The latter will be completely up and running by 2022, and will be the work of Omni Stillwater Woods (OSW), a joint venture led by Omni Hotels & Resorts with Stillwater Capital and Woods Capital; the City of Frisco, as well as its Economic and Community Development Corporations; and the Frisco Independent School District.
“The original conversation about the PGA was about working with a developer to create a PGA-championship golf course, and then it evolved,” Patterson said. The city is currently home or will be home to five golf courses.
But then it was discovered that the PGA was feeling a bit hamstrung by its current location, and might be open to a new site. Frisco was considered to be ideal because of how centrally located it was.
“Anytime you have a corporate relocation, it’s a positive,” Patterson said. “And with the PGA development, everything around it is going to win.”
Competition to be in the retail, restaurant, and entertainment portions of the mixed-use development is already fierce, he said, but who is vying for those spots is confidential.
The organization will move from Palm Beach County, Florida, to anchor a 600-acre mixed-use development with an initial investment worth more than half a billion dollars. It will include two 18-hole championship courses, and one nine-hole executive course.
An upscale development will go in at Rockhill Parkway and Legacy Drive, with those 600 acres situated mostly within the 2,500 acres being master planned by Hunt Realty Investments.
All told, the project will have an initial estimated public-private investment of about $520 million. The PGA will invest $30 million to build its 100,000 square-foot headquarters and education facility, and OSW will invest the rest to purchase land and construct a hotel, conference center, retail space, parking, and golf courses. The golf courses, clubhouse, practice areas and other public facilities will be owned by the city.

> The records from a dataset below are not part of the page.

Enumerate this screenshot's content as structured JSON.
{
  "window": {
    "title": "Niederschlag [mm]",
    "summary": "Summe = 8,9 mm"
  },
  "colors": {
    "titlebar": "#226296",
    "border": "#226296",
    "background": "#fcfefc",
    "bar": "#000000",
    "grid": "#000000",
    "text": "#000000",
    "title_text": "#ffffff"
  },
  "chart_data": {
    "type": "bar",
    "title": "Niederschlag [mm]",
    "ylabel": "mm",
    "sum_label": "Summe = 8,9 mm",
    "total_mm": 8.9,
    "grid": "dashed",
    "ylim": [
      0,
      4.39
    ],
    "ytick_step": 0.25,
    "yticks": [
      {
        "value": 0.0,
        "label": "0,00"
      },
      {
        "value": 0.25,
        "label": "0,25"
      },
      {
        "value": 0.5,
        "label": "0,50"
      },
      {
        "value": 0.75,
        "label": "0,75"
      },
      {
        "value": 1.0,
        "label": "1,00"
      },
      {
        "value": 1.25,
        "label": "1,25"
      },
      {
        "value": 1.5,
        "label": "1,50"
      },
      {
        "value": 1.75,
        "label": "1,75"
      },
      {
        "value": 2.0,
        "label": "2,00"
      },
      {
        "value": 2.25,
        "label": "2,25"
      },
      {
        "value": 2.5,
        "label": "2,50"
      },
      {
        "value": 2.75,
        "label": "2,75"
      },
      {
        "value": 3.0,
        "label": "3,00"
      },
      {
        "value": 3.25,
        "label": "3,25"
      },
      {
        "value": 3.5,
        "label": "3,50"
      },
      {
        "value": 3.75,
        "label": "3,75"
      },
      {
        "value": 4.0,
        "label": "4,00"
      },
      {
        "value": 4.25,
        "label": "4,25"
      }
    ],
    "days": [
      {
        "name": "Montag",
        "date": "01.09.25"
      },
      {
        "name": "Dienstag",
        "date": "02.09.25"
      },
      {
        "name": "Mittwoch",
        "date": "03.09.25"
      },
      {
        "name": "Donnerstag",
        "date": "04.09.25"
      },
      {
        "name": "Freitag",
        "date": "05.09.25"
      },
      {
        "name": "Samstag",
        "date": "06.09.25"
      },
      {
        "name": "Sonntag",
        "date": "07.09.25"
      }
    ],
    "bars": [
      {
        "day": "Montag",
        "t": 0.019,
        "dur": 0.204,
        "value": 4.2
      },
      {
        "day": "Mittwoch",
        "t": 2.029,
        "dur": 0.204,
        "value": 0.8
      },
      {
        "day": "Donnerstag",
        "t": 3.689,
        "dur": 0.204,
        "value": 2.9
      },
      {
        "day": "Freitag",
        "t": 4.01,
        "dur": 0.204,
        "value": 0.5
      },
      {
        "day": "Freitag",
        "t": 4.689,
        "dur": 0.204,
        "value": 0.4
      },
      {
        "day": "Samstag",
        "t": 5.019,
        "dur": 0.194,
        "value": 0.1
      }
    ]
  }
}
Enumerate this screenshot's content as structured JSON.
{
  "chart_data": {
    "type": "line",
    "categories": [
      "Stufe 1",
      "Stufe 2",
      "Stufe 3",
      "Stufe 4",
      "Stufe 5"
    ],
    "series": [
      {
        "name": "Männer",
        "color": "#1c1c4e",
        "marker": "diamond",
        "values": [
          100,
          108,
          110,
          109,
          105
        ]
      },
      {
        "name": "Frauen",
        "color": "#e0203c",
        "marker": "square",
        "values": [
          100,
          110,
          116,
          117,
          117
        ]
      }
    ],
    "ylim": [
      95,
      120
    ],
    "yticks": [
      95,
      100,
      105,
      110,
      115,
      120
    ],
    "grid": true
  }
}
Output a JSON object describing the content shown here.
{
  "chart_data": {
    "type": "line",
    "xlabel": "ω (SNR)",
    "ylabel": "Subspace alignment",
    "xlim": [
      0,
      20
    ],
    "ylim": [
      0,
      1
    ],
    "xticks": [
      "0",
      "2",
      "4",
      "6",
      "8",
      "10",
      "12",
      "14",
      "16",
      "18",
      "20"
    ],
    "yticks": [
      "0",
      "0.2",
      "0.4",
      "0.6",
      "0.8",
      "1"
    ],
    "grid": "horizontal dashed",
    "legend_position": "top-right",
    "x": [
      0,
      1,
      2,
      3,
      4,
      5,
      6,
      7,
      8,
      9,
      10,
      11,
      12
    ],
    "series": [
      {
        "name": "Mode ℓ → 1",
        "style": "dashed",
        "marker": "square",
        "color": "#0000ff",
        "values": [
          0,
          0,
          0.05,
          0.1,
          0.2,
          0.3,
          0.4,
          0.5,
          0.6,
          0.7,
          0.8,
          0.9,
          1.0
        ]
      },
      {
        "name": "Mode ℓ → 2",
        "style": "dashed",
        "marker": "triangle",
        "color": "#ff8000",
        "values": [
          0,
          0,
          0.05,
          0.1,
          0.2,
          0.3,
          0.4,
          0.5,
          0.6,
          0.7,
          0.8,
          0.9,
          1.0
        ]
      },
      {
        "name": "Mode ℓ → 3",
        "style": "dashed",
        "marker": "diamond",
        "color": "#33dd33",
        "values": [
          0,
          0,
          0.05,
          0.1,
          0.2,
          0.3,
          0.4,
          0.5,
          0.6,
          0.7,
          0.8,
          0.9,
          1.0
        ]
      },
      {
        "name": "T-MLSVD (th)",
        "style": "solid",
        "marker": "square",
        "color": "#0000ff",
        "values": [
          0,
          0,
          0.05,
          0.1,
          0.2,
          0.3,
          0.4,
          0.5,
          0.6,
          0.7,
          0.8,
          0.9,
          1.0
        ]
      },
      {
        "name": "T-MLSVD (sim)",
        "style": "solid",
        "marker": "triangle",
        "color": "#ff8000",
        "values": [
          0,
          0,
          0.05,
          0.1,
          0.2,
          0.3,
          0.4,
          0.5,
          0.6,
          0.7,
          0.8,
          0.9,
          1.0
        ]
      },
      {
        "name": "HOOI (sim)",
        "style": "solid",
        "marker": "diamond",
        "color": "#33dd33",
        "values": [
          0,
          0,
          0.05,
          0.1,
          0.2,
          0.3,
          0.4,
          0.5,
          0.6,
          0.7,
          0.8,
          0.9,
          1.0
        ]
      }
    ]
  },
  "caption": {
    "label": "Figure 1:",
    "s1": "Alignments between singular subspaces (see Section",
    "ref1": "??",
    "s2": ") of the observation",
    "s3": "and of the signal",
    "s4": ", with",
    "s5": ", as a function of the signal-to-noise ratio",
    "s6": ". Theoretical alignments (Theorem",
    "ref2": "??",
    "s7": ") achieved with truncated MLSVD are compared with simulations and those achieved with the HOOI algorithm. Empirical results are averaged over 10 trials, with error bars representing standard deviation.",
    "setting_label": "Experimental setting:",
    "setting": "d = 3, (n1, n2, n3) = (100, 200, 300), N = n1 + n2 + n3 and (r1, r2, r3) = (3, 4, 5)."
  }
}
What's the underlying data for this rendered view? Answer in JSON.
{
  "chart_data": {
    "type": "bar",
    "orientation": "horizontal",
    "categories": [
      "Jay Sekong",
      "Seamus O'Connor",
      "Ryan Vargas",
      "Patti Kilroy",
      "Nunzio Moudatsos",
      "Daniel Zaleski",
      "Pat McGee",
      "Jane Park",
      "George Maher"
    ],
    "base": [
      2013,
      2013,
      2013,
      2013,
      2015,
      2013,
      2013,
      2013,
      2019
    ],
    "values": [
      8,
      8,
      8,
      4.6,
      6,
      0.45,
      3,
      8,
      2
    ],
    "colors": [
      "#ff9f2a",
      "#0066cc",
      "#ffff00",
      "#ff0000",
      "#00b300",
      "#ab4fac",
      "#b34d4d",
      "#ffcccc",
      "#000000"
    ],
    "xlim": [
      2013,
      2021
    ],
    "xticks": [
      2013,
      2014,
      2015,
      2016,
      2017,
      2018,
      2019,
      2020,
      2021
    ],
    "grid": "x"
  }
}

The goal, Patterson said, was to complete the hotel, convention center and golf course at roughly the same time, but cautioned that just because the course would be declared done wouldn’t mean it is ready for play.
“You have to let it grow,” he explained.
And that move to Frisco won’t just mean jobs and development — it will also be a boon to Frisco ISD.
“The PGA is really leaning in on trying to rebuild interest in golf,” Patterson said. More than 300 FISD high school golfers will be able to practice at the facility each week, giving them access to facilities that will make golf on par with the strong youth sports offerings that attracted the PGA to Frisco.
Students will also be able to learn more of the science behind golf, and the health and wellness aspects that keep golfers healthy, as well as the business side of golf.
The courses will also be open to the public, too, and will feature plenty of open space, parks, and several miles of trails.
At the initial announcement, the organization said it will initially create at least 100 jobs (Patterson told the crowd Wednesday that he ultimately expects “a couple hundred” will work there, with some relocating from Florida). The agreement also guarantees two PGA championships, two KPMG Women’s PGA championships, and possibly a Ryder Cup.